Federal biologists say about 6,000 birds die from collisions or immolation annually while chasing flying insects around the facility’s three 40-story towers, which catch sunlight from five square miles of garage-door-size mirrors to drive the plant’s power-producing turbines.

For all of these reasons, both the Biden administration and the Trump administration agreed the state should shut down Ivanpah. Here’s a video Reason made about it last April.





Only it turns out that’s not going to happen after all. The California Public Utilities Commission decided Ivanpah needs to remain open because the state doesn’t have enough electricity to replace it at the moment.

The electricity it makes is expensive, its technology has been superseded, and it’s incinerating thousands of birds mid-flight each year. The Trump administration wants to see this unusual power plant closed, and in a rare instance of alignment, the Biden administration did, too.

But the state of California is insisting the Ivanpah power plant in the Mojave Desert stay open for at least 13 more years.
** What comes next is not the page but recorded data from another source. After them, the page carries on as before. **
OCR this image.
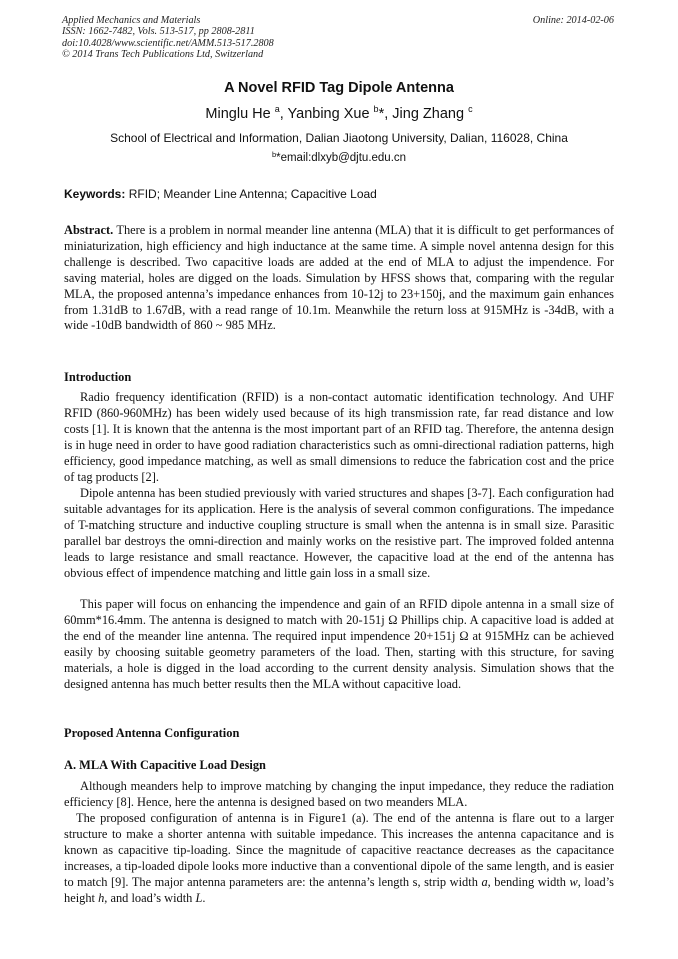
Applied Mechanics and Materials
ISSN: 1662-7482, Vols. 513-517, pp 2808-2811
doi:10.4028/www.scientific.net/AMM.513-517.2808
© 2014 Trans Tech Publications Ltd, Switzerland
Online: 2014-02-06
A Novel RFID Tag Dipole Antenna
Minglu He $^a$, Yanbing Xue $^b$*, Jing Zhang $^c$
School of Electrical and Information, Dalian Jiaotong University, Dalian, 116028, China
$^b$*email:dlxyb@djtu.edu.cn
Keywords: RFID; Meander Line Antenna; Capacitive Load
Abstract. There is a problem in normal meander line antenna (MLA) that it is difficult to get performances of miniaturization, high efficiency and high inductance at the same time. A simple novel antenna design for this challenge is described. Two capacitive loads are added at the end of MLA to adjust the impendence. For saving material, holes are digged on the loads. Simulation by HFSS shows that, comparing with the regular MLA, the proposed antenna’s impedance enhances from 10-12j to 23+150j, and the maximum gain enhances from 1.31dB to 1.67dB, with a read range of 10.1m. Meanwhile the return loss at 915MHz is -34dB, with a wide -10dB bandwidth of 860 ~ 985 MHz.
Introduction
Radio frequency identification (RFID) is a non-contact automatic identification technology. And UHF RFID (860-960MHz) has been widely used because of its high transmission rate, far read distance and low costs [1]. It is known that the antenna is the most important part of an RFID tag. Therefore, the antenna design is in huge need in order to have good radiation characteristics such as omni-directional radiation patterns, high efficiency, good impedance matching, as well as small dimensions to reduce the fabrication cost and the price of tag products [2].
Dipole antenna has been studied previously with varied structures and shapes [3-7]. Each configuration had suitable advantages for its application. Here is the analysis of several common configurations. The impedance of T-matching structure and inductive coupling structure is small when the antenna is in small size. Parasitic parallel bar destroys the omni-direction and mainly works on the resistive part. The improved folded antenna leads to large resistance and small reactance. However, the capacitive load at the end of the antenna has obvious effect of impendence matching and little gain loss in a small size.
This paper will focus on enhancing the impendence and gain of an RFID dipole antenna in a small size of 60mm*16.4mm. The antenna is designed to match with 20-151j Ω Phillips chip. A capacitive load is added at the end of the meander line antenna. The required input impendence 20+151j Ω at 915MHz can be achieved easily by choosing suitable geometry parameters of the load. Then, starting with this structure, for saving materials, a hole is digged in the load according to the current density analysis. Simulation shows that the designed antenna has much better results then the MLA without capacitive load.
Proposed Antenna Configuration
A. MLA With Capacitive Load Design
Although meanders help to improve matching by changing the input impedance, they reduce the radiation efficiency [8]. Hence, here the antenna is designed based on two meanders MLA.
The proposed configuration of antenna is in Figure1 (a). The end of the antenna is flare out to a larger structure to make a shorter antenna with suitable impedance. This increases the antenna capacitance and is known as capacitive tip-loading. Since the magnitude of capacitive reactance decreases as the capacitance increases, a tip-loaded dipole looks more inductive than a conventional dipole of the same length, and is easier to match [9]. The major antenna parameters are: the antenna’s length s, strip width a, bending width w, load’s height h, and load’s width L.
It’s an indication of just how much electricity artificial intelligence and data centers are demanding.

Ivanpah’s owners, which include NRG Energy, Google and BrightSource, had agreed with their main customer, Pacific Gas & Electric, to end their contract and largely close Ivanpah. But last month, the California Public Utilities Commission unanimously rejected that agreement, citing concerns about reliability of the grid to deliver electricity. The decision will effectively force two of Ivanpah’s three units to remain running rather than shutting down this year.

You can imagine how it would go over in deep blue California if some natural gas plant announced it planned to incinerate 80,000 live birds over the next 13 years of operation. There would be outrage and possibly threats. But I guess because this is a “green energy” project the state is fine with it.
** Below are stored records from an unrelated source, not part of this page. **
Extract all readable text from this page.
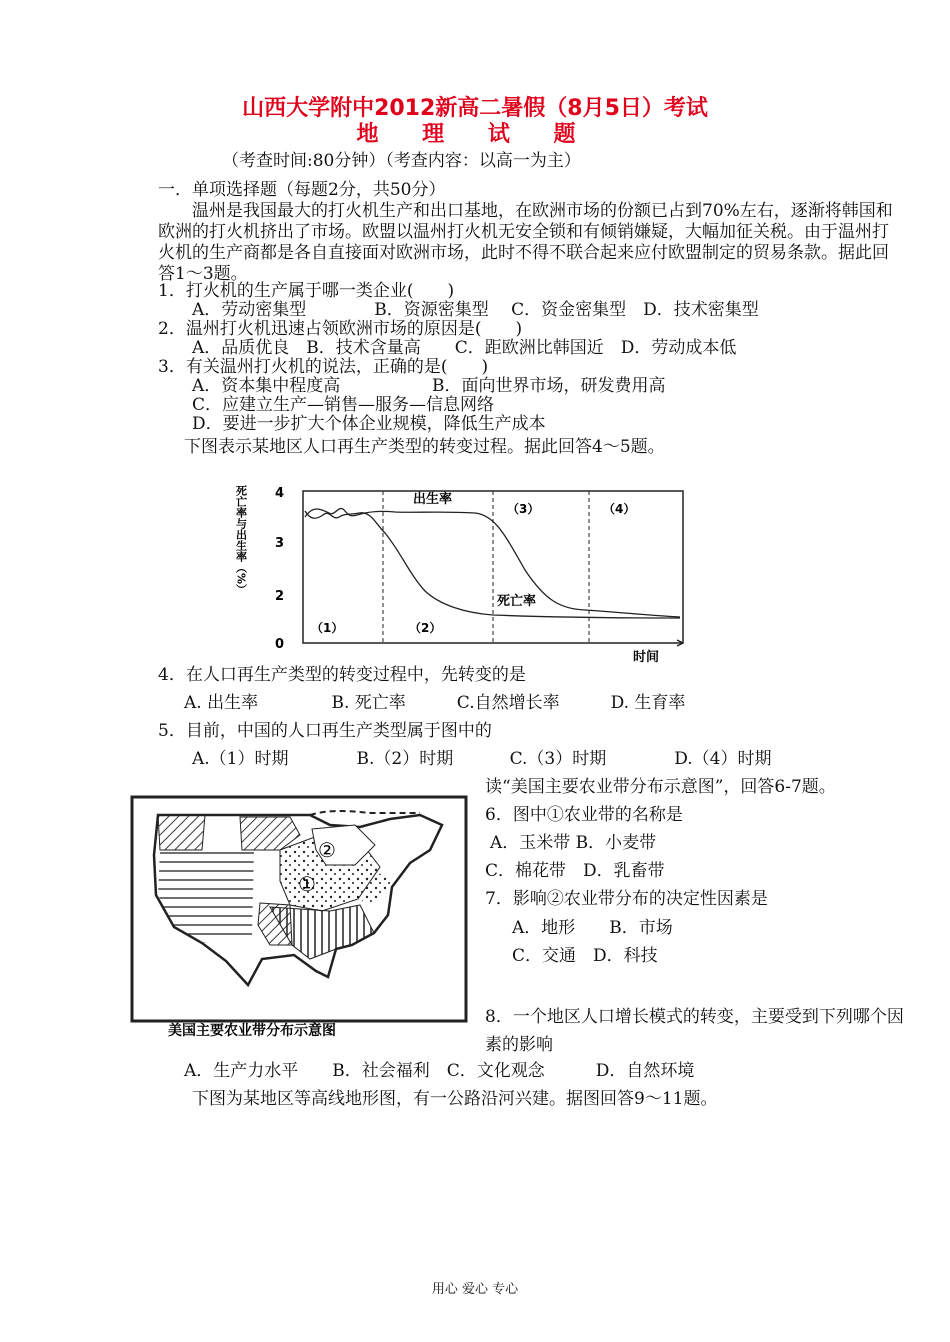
山西大学附中2012新高二暑假（8月5日）考试
地 理 试 题
（考查时间:80分钟）（考查内容：以高一为主）
一．单项选择题（每题2分，共50分）
温州是我国最大的打火机生产和出口基地，在欧洲市场的份额已占到70%左右，逐渐将韩国和欧洲的打火机挤出了市场。欧盟以温州打火机无安全锁和有倾销嫌疑，大幅加征关税。由于温州打火机的生产商都是各自直接面对欧洲市场，此时不得不联合起来应付欧盟制定的贸易条款。据此回答1～3题。
1．打火机的生产属于哪一类企业(　　)
A．劳动密集型　　　　B．资源密集型　 C．资金密集型　D．技术密集型
2．温州打火机迅速占领欧洲市场的原因是(　　)
A．品质优良　B．技术含量高　　C．距欧洲比韩国近　D．劳动成本低
3．有关温州打火机的说法，正确的是(　　)
A．资本集中程度高	B．面向世界市场，研发费用高
C．应建立生产—销售—服务—信息网络
D．要进一步扩大个体企业规模，降低生产成本
下图表示某地区人口再生产类型的转变过程。据此回答4～5题。
死亡率与出生率（%） 4
3
2
0
出生率
死亡率
（1）	（2）
（3）	（4）
时间
4．在人口再生产类型的转变过程中，先转变的是
A. 出生率　　　　 B. 死亡率　　　C.自然增长率　　　D. 生育率
5．目前，中国的人口再生产类型属于图中的
A.（1）时期　　　　B.（2）时期　　　 C.（3）时期　　　　D.（4）时期
②
①
美国主要农业带分布示意图
读“美国主要农业带分布示意图”，回答6-7题。
6．图中①农业带的名称是
A．玉米带 B．小麦带
C．棉花带　D．乳畜带
7．影响②农业带分布的决定性因素是
A．地形　　B．市场
C．交通　D．科技
8．一个地区人口增长模式的转变，主要受到下列哪个因素的影响
A．生产力水平　　B．社会福利　C．文化观念　　　D．自然环境
下图为某地区等高线地形图，有一公路沿河兴建。据图回答9～11题。
用心 爱心 专心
As mentioned, it’s not just the birds that will suffer. Rate-payers are locked into paying for electricity that is much more expensive than it would be if the site were just using regular PV cells. You have to wonder why California is saving this site at the same time it has killed its rooftop solar industry

From what I can tell, you could replace all of the generation of the Ivanpah plan (all 3 towers) with about 56,000 rooftop solar installations which really isn’t that many in a state with 39 million people. You’d get the same amount of power with no need to transmit it from the desert to the city via miles of power lines and towers. And you wouldn’t be broiling any birds alive either. Seems like a better plan to me but the California Public Utilities Commission doesn’t see it that way.